Kompliziert war der Einfluß, den Nikolai Gogol auf die Entwicklung der russischen Literatur ausübte. Noch komplizierter war seine Persönlichkeit, die manchen seiner Zeitgenossen kräftig auf die Nerven gegangen sein dürfte. Wer ein Faible für sensible Künstlernaturen hat, kann die eigene Belastbarkeit am fiktiv wiederbelebten Objekt erproben: Kjell Johansson, dessen Roman "Der Geschichtenmacher" im vorigen Jahr bei uns erschienen ist, fand vor einem guten Jahrzehnt Gefallen daran, sich in das reizbare Genie Gogol hineinzuversetzen und statt seiner die Autobiographie zu schreiben, die der lebensmüde Frühvollendete nicht mehr hinterlassen konnte. "Gogols Welt" nennt der deutsche Verlag die jetzt nachgereichte Übersetzung, vielleicht mit einem hoffnungsvollen Seitenblick auf den Erfolg von "Sofies Welt", mit deren norwegischem Erfinder der Schwede Johansson immerhin das Studium der Philosophie gemeinsam hat. "Gogols Gesicht" lautet der Titel im Original; das hätte in der deutschen Version einen hübschen Stabreim ergeben und vermittelt eine Ahnung von der weltabweisenden Egomanie, die den Romanhelden immer wieder dazu treibt, sich im Spiegel zu betrachten. Was er dort sieht, macht ihn freilich wenig froh: "Wäre es doch die Maske eines Narren, die man abnehmen kann!"

Wenn der Narr sich als veritabler Psychopath entpuppt, so ist das zwar traurig, muß aber nicht zwangsläufig auf die Leselaune drücken. Ein anderer Skandinavier, der in Hamburg lebende Norweger Ingvar Ambjörnsen, hat es in der Kunst, aus der Perspektive eines Verrückten zu erzählen, zu schwarzhumoristischer Meisterschaft gebracht. Das Vorbild, auf das Kjell Johansson direkt zurückgreifen konnte, trägt ebenfalls komische Züge: Gogols Erzählung "Aufzeichnungen eines Wahnsinnigen", das Selbstporträt eines armen Beamten, der schleichendem Größenwahn anheimfällt, galt nicht nur dem damaligen Kritikerpapst Belinski als Beleg für die Gabe des Verfassers, ein "mit Bitternis durchsetztes Lachen" zu erzeugen.

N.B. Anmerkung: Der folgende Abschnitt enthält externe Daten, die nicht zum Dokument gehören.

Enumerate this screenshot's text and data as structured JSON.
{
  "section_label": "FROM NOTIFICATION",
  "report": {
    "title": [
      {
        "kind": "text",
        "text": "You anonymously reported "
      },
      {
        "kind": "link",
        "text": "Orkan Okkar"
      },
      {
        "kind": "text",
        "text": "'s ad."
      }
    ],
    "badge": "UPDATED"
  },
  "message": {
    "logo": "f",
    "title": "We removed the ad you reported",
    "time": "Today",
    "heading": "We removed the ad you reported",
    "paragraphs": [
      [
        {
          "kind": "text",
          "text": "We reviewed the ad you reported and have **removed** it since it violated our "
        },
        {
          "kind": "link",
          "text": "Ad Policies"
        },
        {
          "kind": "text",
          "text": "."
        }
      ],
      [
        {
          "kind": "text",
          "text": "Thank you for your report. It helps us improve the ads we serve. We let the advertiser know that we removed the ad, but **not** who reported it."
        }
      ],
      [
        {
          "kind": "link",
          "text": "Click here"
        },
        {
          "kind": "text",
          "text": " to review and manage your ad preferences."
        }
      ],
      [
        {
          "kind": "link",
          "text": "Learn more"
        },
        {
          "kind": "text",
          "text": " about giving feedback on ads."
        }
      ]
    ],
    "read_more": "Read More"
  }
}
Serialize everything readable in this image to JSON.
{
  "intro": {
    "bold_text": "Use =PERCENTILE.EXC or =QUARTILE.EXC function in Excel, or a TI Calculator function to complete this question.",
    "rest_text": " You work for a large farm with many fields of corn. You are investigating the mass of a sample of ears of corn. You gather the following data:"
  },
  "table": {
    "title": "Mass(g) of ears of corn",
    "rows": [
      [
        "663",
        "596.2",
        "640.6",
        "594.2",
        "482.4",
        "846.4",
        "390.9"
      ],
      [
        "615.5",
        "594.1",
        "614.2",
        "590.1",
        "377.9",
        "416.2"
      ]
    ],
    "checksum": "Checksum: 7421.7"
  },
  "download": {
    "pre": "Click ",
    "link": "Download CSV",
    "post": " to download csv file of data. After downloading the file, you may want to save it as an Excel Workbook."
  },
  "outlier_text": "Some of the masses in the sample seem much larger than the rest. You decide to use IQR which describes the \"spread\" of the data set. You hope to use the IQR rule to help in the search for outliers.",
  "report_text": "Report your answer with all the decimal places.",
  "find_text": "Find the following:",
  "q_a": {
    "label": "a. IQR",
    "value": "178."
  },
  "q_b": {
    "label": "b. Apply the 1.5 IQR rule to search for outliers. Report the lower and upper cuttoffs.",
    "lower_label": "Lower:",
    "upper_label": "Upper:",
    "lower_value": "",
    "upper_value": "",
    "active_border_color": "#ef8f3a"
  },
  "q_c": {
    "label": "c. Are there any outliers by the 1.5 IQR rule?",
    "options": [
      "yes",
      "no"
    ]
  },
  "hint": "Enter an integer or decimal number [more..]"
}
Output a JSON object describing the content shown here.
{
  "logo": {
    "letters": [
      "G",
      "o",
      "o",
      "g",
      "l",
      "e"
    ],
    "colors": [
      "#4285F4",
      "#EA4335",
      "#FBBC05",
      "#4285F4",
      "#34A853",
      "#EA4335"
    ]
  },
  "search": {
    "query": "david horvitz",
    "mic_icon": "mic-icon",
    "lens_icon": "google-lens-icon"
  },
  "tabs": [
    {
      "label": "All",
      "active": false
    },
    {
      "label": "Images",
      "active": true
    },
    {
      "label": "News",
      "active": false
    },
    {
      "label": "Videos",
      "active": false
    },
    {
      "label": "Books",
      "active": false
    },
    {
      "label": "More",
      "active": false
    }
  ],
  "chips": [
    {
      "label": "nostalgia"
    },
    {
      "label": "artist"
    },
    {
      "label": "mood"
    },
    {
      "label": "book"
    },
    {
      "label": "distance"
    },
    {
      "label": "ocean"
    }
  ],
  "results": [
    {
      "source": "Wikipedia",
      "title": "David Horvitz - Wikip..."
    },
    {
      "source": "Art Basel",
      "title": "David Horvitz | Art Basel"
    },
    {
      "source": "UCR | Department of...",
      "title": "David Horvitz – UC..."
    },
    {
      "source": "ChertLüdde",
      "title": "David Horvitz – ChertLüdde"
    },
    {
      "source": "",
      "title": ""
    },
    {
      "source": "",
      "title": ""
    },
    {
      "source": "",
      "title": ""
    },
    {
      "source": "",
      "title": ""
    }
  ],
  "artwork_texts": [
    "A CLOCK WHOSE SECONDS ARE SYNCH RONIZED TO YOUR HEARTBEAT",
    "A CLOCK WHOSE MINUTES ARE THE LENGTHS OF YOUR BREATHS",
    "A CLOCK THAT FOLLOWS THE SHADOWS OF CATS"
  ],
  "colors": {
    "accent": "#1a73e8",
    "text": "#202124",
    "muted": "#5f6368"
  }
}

Diese Chance hat Kjell Johansson bei seinem Versuch, in die Haut des seelisch labilen Nikolai Wassiljewitsch zu schlüpfen, leider verschenkt. Er läßt den Unglücklichen vom Ende her, aus dem letzten Stadium einer manisch-depressiven Gemütsstörung, auf sein Leben zurückschauen. So bleibt kein Spielraum, die fortschreitende Verzerrung des Blicks, die allmähliche Verschiebung der Trennlinie zwischen dem Normalen und dem Krankhaften, dem Realen und dem Absurden literarisch auszukosten, wie es Gogol bei seinem "Wahnsinnigen" tat. Wo eine adäquatere Darstellung den Dichter wohl als nervösen Grenzgänger zwischen Wahn und Wirklichkeit porträtiert hätte, der sich stufenweise der Selbstzerstörung nähert, erleben wir nur einen gleichmäßig überspannten Neurotiker, der mitleidheischend Bilanz zieht, bevor er den Griffel und den Löffel aus der Hand legt.

Damit konnte sich Gogols postumer Ghostwriter die Mühe ersparen, die verschiedenen Stilebenen zu erproben, die der Schöpfer der "Toten Seelen" so virtuos beherrschte, und er brauchte auch nicht zu berücksichtigen, daß jener der Überlieferung zufolge ein Meister der Verstellung und Selbstinszenierung war: Es genügte, einen hochfahrenden Ton anzuschlagen und ihn mal larmoyant, mal schwärmerisch einzufärben. Mit diesem beschränkten Instrumentarium ließ sich jedenfalls eine Fülle von Fakten und Vermutungen, Folklore und Phantastik rund um den hypochondrischen Sonderling erfassen, der zeitlebens davon träumte, "den Schriftsteller mit dem Verkünder zu vereinigen".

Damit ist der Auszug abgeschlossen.